A-ha in Berlin: Klatschen, bis der Oberschenkel brennt

Schön für Morten Harket, Magne Furuholmen und Pål Waaktaar-Savoy, dass die Unplugged-Tour so viele alte Fans anlockt. 8500 Ü-40er (überwiegend zumindest) sind gekommen, um das live zu hören, was A-ha 2017 vermeintlich exklusiv für MTV in Giske, Norwegen eingespielt haben. Die alten Hits in ganz ruhig und dermaßen neuinterpretiert, dass A-ha sie nun in einer Hallen- und im Sommer in einer Open-Air-Reise unters Volk bringen können. „Die musikalische Reise“, die Magne am Montagabend in Berlin ankündigt, fällt allerdings weniger intim aus als erhofft. Weil die Hallen, in diesem Fall die Mercedes-Benz-Arena in Berlin, dann vielleicht doch ein bisschen zu groß sind.

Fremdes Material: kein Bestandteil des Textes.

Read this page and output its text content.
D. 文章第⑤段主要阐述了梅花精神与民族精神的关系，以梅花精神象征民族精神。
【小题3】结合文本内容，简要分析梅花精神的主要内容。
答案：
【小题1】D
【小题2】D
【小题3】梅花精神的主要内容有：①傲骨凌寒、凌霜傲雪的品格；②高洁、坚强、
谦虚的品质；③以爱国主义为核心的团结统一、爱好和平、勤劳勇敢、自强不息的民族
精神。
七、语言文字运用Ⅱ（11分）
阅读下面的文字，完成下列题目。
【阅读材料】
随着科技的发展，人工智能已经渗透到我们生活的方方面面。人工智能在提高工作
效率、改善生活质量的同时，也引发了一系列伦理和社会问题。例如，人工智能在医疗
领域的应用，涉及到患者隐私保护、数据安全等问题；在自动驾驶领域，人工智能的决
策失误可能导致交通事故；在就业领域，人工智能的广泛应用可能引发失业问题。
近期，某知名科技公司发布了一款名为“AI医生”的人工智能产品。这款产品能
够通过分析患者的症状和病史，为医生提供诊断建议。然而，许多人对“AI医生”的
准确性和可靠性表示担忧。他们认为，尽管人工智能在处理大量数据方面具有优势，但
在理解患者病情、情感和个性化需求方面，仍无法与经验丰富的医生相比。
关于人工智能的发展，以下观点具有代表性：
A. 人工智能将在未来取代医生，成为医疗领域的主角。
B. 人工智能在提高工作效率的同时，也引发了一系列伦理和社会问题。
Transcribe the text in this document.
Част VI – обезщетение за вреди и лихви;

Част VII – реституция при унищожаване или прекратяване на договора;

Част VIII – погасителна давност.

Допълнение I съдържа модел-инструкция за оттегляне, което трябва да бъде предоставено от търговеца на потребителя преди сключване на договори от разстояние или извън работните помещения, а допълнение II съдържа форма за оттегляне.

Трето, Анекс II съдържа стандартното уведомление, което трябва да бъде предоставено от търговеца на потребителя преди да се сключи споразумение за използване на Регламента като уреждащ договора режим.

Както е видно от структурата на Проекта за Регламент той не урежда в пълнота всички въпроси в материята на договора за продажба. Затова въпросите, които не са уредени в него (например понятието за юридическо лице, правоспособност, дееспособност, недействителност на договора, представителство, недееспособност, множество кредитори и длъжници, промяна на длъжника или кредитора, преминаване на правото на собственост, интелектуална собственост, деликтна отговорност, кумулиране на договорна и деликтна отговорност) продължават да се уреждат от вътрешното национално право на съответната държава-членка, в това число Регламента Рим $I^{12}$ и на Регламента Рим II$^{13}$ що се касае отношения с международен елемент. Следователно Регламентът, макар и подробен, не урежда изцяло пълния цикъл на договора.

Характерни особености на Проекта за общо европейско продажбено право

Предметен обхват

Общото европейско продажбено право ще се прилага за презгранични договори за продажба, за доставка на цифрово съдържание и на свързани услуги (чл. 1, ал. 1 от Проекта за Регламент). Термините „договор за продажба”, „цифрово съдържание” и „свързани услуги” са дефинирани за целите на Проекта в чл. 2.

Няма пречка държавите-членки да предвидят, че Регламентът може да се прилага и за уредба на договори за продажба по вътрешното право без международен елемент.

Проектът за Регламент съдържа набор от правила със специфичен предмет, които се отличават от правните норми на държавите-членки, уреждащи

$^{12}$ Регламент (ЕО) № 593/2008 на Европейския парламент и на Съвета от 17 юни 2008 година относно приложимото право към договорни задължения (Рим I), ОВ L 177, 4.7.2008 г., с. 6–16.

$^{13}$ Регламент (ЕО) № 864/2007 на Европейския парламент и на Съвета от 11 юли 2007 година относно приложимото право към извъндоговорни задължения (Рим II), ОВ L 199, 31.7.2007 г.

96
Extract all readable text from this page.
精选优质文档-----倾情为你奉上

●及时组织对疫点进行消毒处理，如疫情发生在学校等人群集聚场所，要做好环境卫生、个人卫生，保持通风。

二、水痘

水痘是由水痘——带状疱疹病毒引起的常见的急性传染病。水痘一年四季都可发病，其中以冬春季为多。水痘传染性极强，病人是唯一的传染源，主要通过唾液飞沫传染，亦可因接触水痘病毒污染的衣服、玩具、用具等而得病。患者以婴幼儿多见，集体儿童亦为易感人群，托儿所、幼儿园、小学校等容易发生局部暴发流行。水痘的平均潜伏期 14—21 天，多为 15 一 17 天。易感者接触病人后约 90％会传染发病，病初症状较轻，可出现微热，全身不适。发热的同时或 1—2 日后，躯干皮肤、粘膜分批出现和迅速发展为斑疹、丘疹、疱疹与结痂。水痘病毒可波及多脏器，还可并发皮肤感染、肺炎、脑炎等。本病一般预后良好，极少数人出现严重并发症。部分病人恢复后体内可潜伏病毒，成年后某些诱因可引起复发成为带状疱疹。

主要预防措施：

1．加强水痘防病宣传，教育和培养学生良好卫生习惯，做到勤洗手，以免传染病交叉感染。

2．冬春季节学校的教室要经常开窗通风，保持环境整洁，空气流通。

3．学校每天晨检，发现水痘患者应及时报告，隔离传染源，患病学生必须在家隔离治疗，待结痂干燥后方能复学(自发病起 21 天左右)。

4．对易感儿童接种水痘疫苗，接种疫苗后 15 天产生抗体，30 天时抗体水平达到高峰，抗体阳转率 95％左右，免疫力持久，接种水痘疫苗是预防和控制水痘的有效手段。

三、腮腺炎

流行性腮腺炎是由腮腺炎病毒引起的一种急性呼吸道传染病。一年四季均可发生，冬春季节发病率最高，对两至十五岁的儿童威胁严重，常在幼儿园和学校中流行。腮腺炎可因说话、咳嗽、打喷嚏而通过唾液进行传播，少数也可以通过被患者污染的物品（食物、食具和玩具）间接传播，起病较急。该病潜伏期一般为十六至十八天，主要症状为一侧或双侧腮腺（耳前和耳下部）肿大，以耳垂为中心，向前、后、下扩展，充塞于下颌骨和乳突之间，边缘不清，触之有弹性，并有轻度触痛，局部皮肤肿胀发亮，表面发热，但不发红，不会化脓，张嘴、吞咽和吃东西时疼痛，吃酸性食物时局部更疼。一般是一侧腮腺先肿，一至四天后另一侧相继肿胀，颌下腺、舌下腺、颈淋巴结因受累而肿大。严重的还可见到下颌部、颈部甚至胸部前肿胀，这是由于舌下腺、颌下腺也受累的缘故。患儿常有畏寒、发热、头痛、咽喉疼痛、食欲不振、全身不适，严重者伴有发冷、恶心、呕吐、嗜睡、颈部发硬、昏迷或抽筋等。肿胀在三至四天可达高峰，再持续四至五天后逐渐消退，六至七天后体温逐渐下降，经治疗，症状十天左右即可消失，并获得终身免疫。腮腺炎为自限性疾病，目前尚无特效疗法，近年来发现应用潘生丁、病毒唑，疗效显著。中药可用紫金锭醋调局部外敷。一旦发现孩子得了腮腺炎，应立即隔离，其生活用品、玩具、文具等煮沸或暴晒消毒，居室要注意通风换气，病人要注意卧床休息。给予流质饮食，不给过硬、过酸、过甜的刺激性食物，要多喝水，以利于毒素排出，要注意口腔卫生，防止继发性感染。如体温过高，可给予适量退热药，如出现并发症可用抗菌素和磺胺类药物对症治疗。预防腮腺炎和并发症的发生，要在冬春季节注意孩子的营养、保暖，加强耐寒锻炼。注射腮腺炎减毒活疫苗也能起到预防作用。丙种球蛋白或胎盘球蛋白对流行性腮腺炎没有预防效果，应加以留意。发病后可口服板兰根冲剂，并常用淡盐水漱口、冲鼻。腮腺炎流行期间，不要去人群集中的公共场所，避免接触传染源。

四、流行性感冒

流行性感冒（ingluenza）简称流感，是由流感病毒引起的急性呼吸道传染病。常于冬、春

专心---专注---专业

Oft genervt: Morten Harket.

Mit „This is Our Home“ steigen A-ha ein. Auf einer reduzierten Bühne, die – anfangs noch ohne LED-Wand-Gespiele im Hintergrund – kleiner wirkt als der penetrante Mercedes-Stern, der über den Köpfen der Zuschauer hängt. Einen wirklichen Moment der erhofften Unplugged-Nähe wird es an diesem Abend nicht geben, immerhin vereint die Jagd danach Band und Publikum. Doch von heimeliger Stimmung ist die Arena bis zum Ende der Show weit entfernt.

Ein genervter Superstar

Harket schafft es zumindest im ersten Drittel der Show, ein Gefühl von sich in den Saal hinein zu transportieren: Er ist genervt. Und zwar von der Technik in seinem Ohr, er kann sich selbst nicht richtig singen hören und teilt dies dem Publikum mit. Geht dann kurz zum Techniker, verhaut einige Textzeilen und ärgert sich sichtbar über seinen Gesang, den die Zuhörer eigentlich genossen haben. Irgendwann ist das Gefummel am Ohr glücklicherweise beendet und man kann sich endlich darauf konzentrieren, wie sanft Magne die Klaviertasten mit seinen Knöcheln streichelt, anstatt von Mortens Kopfschütteln gebannt zu sein. Magne und Pål halten sich übrigens vornehm zurück, während ihr Sänger mit sich und seinem Sound ringt.

Die Größe der Arena, Harkets Tonprobleme und die sensationell nichtssagenden Muster und Landschaftsaufnahmen auf der LED-Wand hinter der Band schaden dem Konzert aber nicht so sehr, dass der Abend ins Negative kippen kann. Dafür sind die Neuinterpretationen der Songs schlichtweg zu gut. Bis auf „Sox Of The Fox“, der vermeintlich die Essenz der Band enthält, sorgt fast jeder Track für rhythmisches Klatschen (gern an den falschen Stellen), Schwelgen und Tränen, für die sich an diesem Abend ganz bestimmt niemand schämen sollte.

Bei „The Sun Always Shines on TV“, dem Banger via Xylophon, steht die gesamte Arena auf, was sich im Rahmen der Akustik-Show fast wie ein Moshpit anfühlt. Zuvor war Bewegung auf Mutti-Dance im Sitzen und den lässigen Klatscher auf den Herrenoberschenkel beschränkt.

In diesem Moment merkt dann auch endlich Morten, dass er und seine Band hier ein schönes Konzert spielen.